I confess that I am not particularly well versed (poetry joke!) in the New York School poets. I’ve read a bit of Ashberry and a bit more Frank O’Hara, but never much Kenneth Koch. It hasn’t been a conscious omission; I simply found other poets first who claimed my attention.

Last week Kenneth Koch’s “In Love with You” popped up in my inbox as the Poetry Foundation’s poem of the day, and I was hooked by its exuberance, its vitality; it features non-ironic exclamation points!

While I admire many love poems, most of them are so intimate, so particular to a person or time or place that I find myself distanced from them. Like Whitman’s poems (at least for me), however, “In Love with You”‘s specificity crescendoes into a feeling of overwhelming universality. And I love a love poem that makes me grin.

Now, if you’ll excuse me, I’m off to find a book of Kenneth Koch’s poetry.

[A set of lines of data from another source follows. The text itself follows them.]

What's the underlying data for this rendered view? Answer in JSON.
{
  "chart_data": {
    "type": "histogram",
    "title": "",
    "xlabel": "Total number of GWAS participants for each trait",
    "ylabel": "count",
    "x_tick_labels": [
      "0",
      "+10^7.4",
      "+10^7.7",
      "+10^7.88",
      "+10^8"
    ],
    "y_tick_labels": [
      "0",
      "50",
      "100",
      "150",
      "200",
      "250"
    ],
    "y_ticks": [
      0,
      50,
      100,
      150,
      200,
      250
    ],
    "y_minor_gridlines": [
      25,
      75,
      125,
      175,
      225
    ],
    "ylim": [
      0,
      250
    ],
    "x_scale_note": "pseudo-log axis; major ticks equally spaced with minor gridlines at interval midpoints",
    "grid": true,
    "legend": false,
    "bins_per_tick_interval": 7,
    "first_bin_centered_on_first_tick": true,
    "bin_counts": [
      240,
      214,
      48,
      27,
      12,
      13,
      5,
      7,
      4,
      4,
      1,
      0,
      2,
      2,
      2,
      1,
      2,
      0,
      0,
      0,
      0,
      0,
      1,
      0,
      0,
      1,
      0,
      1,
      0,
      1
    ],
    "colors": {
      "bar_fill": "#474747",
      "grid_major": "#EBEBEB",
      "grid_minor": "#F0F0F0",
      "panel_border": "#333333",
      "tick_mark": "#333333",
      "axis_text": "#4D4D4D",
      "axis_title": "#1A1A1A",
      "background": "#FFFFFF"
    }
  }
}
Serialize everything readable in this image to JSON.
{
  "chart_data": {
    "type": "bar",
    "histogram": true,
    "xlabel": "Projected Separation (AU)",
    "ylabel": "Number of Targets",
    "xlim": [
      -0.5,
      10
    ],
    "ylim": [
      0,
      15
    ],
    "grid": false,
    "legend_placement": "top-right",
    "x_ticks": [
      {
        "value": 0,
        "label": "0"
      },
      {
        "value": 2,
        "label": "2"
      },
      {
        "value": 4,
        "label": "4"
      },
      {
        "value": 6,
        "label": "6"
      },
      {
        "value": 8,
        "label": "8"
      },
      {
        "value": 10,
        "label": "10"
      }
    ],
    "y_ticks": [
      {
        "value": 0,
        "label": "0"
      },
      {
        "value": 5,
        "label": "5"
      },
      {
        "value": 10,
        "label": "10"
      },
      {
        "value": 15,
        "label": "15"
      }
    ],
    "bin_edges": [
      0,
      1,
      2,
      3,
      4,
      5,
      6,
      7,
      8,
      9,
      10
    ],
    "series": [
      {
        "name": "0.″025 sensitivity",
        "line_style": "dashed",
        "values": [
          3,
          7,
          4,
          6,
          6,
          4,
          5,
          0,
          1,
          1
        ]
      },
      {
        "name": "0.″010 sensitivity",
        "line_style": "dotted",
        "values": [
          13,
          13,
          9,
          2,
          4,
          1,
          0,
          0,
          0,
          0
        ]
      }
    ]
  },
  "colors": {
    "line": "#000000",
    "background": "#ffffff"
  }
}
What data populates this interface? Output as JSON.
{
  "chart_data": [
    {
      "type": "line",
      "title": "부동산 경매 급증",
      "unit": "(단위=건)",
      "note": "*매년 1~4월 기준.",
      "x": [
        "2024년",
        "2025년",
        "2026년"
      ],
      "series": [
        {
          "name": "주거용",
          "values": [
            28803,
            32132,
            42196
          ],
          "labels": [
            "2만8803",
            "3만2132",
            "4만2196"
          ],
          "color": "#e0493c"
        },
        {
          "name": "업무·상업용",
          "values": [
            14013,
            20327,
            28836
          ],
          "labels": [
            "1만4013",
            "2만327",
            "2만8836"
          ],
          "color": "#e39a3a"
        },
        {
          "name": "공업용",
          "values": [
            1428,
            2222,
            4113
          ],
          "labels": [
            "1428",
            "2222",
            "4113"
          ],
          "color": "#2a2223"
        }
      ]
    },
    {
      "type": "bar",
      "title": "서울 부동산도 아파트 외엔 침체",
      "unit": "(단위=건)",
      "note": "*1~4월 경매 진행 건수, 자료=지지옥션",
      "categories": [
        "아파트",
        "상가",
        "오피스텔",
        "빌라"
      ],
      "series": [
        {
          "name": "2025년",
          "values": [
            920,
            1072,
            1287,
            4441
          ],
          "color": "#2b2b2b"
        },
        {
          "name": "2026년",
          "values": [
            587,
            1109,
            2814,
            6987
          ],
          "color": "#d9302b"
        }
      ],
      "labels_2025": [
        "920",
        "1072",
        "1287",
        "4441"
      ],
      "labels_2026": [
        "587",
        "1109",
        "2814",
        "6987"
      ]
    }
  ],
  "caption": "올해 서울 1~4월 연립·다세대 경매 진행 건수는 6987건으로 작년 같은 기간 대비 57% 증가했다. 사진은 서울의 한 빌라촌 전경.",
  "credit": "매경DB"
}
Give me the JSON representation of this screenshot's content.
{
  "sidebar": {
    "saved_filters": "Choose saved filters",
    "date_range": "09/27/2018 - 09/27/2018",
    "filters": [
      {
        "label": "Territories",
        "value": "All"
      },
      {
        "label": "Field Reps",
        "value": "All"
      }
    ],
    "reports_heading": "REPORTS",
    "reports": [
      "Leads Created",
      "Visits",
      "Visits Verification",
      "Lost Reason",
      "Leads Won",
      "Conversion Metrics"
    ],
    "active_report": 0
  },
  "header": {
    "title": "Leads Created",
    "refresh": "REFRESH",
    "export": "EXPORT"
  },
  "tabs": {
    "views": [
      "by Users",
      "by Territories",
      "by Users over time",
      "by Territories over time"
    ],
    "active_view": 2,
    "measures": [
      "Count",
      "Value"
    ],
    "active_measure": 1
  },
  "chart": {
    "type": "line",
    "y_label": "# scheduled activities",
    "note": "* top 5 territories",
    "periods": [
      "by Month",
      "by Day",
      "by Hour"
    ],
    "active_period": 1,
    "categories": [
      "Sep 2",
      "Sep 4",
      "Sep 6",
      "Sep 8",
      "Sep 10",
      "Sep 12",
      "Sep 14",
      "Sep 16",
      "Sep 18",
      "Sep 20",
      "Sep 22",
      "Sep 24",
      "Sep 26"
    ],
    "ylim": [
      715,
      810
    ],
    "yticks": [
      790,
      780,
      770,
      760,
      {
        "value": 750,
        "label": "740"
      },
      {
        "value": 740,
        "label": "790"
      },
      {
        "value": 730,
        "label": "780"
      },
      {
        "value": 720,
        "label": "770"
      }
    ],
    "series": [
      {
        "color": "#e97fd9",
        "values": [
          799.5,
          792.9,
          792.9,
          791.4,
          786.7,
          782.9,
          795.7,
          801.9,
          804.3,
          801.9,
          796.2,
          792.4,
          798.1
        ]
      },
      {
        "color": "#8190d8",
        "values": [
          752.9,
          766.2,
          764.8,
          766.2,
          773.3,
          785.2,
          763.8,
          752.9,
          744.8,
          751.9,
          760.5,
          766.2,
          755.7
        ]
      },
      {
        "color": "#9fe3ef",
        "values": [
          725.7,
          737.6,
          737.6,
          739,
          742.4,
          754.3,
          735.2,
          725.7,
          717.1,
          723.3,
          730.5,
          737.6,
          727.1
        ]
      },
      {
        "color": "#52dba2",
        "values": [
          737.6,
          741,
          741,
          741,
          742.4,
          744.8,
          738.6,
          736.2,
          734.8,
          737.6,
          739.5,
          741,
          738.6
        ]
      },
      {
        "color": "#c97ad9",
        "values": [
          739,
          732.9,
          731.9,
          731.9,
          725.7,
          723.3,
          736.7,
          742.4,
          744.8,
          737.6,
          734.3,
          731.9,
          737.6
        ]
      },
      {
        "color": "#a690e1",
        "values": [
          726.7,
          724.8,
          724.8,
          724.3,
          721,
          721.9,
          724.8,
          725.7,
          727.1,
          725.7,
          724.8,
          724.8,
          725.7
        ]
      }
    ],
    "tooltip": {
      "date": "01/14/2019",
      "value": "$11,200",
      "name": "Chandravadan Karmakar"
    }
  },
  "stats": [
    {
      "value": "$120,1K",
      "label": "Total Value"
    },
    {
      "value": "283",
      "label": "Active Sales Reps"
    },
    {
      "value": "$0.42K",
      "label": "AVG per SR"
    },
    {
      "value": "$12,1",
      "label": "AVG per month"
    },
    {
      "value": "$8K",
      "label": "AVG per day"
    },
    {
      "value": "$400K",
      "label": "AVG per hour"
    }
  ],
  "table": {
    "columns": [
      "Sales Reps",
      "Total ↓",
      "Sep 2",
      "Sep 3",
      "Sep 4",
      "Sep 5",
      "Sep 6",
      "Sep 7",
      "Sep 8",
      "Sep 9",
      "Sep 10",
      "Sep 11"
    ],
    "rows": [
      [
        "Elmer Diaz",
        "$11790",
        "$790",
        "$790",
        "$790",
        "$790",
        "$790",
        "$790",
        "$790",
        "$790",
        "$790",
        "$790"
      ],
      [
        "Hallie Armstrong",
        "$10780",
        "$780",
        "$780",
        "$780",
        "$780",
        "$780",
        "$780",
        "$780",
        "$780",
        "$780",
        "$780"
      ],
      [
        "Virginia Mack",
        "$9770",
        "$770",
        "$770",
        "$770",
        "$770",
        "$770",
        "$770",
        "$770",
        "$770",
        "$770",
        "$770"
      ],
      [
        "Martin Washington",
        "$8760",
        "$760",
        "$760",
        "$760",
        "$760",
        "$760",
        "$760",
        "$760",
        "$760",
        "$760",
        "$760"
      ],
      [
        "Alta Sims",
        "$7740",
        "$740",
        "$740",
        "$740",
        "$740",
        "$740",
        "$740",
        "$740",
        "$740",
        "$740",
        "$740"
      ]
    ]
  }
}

Do you have a favorite grin-worthy love poem?

12 thoughts on ““the light blue sea / Of your acquaintance”: Kenneth Koch’s “In Love with You”

  1. I have to apologize because I think my company has changed the security settings for our email. I realized the other day I wasn’t getting my email notices from any of my blogging friends anymore. I guess I’m going to have to check everyone’s sites manually from now on.

  2. I’m so new to poetry I don’t think I have a grin-worthy selection to share. ‘In Love With You’ was lovely, thank you for sharing, it definitely made for a more smiley me this Wednesday morn.

  3. It’s lovely, and the exclamation marks remind me so much of my son’s way of talking and writing. I like the innocence that being in love brings us back to!

  4. I really liked the cadence of this poem and how the poet, or the subject in love, notices every little thing. I also can’t think of any grin-worthy examples unless it’s Shel Silverstein’s poems, which are meant for humor specifically. Now I’m on the lookout for grin-worthy poems, especially grinny love poems.

  5. One of my favorites, also happening to be one of Koch’s, is “The Boiling Water”. It’s a meditation on the meaningful nature of all things. Rather a delicious read as well. I love his work; thanks for bringing him to the fore.